2 tablespoons tamari
1 tablespoon vegetarian oyster sauce
1 tablespoon brown sugar
1 tablespoon lime juice
1 tablespoon vegetable oil
1/2 tablespoon peanut oil (or more vegetable oil)
1 lb extra firm tofu, drained and pressed, cubed
1/2 cup corn starch
1 tablespoon vegetable oil
1 onion, sliced
1/2 green pepper, sliced
1/2 red pepper, sliced
about 6 thai chilies, seeded and chopped
1 cup thai basil (purple stems and small green leaves)
2 roma tomatoes, chopped
1/2 lb thin, flat rice noodles cooked according to package directions
Make the sauce by combining the tamari, oyster sauce, brown sugar, lime juice, vegetable oil and peanut oil and mix well.

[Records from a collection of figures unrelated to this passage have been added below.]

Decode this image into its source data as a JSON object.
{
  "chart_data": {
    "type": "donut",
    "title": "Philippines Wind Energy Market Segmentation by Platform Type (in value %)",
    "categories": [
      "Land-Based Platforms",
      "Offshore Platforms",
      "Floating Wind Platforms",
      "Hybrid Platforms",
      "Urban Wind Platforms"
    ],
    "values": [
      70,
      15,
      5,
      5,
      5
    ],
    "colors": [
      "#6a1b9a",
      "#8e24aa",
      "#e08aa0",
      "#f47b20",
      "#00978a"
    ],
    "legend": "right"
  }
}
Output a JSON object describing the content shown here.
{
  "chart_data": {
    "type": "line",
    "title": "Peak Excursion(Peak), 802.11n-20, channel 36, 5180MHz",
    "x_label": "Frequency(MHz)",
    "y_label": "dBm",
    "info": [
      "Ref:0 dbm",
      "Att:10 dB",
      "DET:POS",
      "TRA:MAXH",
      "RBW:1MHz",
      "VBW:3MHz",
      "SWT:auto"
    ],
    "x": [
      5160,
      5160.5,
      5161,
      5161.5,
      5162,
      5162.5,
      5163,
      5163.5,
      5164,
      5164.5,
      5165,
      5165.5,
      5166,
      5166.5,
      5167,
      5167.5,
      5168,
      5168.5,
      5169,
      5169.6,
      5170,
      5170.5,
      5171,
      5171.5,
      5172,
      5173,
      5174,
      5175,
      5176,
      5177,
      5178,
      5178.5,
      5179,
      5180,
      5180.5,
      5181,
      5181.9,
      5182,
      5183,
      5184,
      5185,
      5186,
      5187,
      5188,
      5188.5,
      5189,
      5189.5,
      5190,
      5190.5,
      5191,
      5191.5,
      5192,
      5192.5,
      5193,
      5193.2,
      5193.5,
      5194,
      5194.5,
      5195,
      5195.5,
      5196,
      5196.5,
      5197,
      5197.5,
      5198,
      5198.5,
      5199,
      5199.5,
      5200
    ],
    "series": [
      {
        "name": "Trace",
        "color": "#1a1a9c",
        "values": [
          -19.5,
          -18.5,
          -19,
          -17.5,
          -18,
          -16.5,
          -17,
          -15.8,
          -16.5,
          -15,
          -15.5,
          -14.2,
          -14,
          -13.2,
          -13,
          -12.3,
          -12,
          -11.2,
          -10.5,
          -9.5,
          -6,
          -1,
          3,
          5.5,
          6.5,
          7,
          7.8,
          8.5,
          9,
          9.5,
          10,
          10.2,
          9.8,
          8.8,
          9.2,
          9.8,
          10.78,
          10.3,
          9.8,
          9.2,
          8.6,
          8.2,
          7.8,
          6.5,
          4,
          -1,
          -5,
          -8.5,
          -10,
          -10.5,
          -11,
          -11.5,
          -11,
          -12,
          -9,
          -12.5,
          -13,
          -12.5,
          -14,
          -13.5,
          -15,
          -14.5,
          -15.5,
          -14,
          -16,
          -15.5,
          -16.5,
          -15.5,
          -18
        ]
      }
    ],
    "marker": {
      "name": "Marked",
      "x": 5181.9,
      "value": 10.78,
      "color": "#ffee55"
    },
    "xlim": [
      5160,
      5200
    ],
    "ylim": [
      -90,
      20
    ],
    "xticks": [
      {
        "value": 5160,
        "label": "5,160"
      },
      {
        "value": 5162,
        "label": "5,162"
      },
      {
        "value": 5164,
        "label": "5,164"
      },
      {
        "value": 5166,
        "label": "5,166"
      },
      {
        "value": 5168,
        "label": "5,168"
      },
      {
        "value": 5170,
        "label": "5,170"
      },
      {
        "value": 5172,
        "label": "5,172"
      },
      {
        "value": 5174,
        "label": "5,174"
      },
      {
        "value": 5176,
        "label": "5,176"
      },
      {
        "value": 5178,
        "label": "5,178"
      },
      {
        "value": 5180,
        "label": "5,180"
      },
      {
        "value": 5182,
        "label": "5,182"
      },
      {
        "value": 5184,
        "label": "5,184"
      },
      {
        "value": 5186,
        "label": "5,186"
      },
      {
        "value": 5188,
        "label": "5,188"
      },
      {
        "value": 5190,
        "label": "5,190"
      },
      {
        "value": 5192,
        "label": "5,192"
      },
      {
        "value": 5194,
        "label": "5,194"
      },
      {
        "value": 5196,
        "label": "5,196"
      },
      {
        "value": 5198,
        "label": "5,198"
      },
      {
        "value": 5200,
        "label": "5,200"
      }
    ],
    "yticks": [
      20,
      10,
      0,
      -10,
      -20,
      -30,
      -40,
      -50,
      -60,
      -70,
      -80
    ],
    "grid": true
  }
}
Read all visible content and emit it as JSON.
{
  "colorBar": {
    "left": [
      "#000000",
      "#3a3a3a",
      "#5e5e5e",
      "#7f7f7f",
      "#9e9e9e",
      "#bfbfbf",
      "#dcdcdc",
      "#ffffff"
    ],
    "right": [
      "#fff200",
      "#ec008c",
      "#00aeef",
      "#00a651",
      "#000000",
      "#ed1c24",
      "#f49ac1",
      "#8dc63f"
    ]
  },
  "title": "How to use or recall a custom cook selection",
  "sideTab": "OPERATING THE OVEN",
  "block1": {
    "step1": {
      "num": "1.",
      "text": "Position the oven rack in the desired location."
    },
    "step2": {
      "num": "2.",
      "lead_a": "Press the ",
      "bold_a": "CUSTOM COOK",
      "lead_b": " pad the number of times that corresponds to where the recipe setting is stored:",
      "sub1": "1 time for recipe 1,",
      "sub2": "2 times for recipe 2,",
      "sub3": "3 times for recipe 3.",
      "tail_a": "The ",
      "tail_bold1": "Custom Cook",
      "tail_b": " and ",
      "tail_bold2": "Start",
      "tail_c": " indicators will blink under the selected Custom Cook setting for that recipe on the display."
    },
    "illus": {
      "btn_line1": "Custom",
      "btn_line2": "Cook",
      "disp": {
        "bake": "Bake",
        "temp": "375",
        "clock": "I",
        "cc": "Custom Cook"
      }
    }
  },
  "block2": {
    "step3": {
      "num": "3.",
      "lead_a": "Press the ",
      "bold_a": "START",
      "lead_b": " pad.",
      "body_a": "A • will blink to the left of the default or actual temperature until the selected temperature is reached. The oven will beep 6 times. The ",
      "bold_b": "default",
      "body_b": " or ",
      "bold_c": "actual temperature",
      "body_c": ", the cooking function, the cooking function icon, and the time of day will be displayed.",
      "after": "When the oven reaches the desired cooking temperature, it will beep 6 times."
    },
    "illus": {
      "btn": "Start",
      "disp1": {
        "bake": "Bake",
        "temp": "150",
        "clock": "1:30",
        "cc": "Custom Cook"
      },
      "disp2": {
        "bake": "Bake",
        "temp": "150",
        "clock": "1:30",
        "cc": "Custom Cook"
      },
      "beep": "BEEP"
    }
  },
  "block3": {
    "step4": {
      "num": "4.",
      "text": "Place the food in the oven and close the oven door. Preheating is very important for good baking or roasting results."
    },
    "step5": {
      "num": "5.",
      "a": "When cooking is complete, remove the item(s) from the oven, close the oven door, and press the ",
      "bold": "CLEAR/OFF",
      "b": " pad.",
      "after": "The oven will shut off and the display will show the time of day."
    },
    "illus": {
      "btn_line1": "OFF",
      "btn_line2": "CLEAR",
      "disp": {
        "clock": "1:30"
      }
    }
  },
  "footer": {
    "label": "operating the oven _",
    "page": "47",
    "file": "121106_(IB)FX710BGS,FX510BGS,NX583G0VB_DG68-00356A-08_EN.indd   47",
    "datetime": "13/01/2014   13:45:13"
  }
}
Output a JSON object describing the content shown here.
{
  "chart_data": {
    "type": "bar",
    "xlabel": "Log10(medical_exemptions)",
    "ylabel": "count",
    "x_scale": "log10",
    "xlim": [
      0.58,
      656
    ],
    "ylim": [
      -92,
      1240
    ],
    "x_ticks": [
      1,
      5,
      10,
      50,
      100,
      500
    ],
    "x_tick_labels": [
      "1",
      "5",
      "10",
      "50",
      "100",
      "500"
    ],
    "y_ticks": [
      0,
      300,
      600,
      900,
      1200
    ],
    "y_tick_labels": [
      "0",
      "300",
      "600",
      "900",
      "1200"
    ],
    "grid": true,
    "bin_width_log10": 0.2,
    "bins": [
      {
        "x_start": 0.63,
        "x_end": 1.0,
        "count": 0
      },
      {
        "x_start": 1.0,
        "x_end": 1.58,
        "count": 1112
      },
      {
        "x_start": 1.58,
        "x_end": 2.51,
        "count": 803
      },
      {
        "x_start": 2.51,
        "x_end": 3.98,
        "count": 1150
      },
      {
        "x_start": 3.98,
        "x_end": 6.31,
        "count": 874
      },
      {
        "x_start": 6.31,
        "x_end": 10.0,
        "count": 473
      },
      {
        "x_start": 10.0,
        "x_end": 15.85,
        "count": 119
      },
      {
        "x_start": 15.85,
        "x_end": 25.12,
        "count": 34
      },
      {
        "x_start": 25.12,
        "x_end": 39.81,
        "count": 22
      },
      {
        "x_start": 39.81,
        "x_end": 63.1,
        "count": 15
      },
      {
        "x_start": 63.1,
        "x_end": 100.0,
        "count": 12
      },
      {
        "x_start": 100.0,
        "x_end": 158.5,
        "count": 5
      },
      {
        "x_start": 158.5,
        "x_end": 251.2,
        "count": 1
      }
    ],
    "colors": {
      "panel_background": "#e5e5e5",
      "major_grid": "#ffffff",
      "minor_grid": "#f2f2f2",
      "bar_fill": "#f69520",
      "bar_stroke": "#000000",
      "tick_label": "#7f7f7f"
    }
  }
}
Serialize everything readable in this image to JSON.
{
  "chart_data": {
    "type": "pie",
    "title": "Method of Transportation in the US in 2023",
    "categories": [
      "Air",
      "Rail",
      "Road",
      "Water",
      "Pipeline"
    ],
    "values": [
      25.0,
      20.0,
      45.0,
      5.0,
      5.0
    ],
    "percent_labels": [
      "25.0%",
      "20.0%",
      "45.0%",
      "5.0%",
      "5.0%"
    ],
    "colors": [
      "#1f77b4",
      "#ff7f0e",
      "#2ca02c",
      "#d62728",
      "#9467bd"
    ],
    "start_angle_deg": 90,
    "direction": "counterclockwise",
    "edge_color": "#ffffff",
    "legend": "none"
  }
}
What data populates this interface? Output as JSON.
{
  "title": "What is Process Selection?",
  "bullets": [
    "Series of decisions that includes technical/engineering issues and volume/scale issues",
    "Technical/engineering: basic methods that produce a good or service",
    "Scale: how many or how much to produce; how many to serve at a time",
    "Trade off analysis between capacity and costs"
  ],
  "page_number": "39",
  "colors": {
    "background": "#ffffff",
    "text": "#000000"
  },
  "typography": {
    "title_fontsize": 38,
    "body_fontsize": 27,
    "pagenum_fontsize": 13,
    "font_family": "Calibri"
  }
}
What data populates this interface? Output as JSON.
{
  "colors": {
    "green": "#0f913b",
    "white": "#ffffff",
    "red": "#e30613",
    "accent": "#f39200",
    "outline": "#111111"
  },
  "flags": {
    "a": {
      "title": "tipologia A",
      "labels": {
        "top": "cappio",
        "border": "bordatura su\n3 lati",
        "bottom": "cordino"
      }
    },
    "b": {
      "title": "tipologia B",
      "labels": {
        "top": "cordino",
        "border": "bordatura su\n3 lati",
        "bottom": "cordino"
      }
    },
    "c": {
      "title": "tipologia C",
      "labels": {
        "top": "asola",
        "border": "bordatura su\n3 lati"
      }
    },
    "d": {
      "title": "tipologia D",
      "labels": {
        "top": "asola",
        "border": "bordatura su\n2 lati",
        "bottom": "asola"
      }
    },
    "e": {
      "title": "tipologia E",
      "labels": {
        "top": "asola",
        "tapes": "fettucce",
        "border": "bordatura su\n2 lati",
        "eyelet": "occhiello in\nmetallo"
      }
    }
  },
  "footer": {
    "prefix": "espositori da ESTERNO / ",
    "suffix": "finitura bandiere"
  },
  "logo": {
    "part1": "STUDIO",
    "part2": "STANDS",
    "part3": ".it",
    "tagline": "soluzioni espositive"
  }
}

Set aside. Coat the tofu cubes in corn starch and pan fry or deep fry until golden, then set aside. In a large pan or wok, sautee the onions and peppers in the vegetable oil until tender, about 5 minutes. Add the sauce, basil, tofu, and cooked noodles and stir fry for about 5 minutes. Add the tomatoes and cook another 2 minutes or so. Serve hot with thai basil to garnish. Serves 2-3.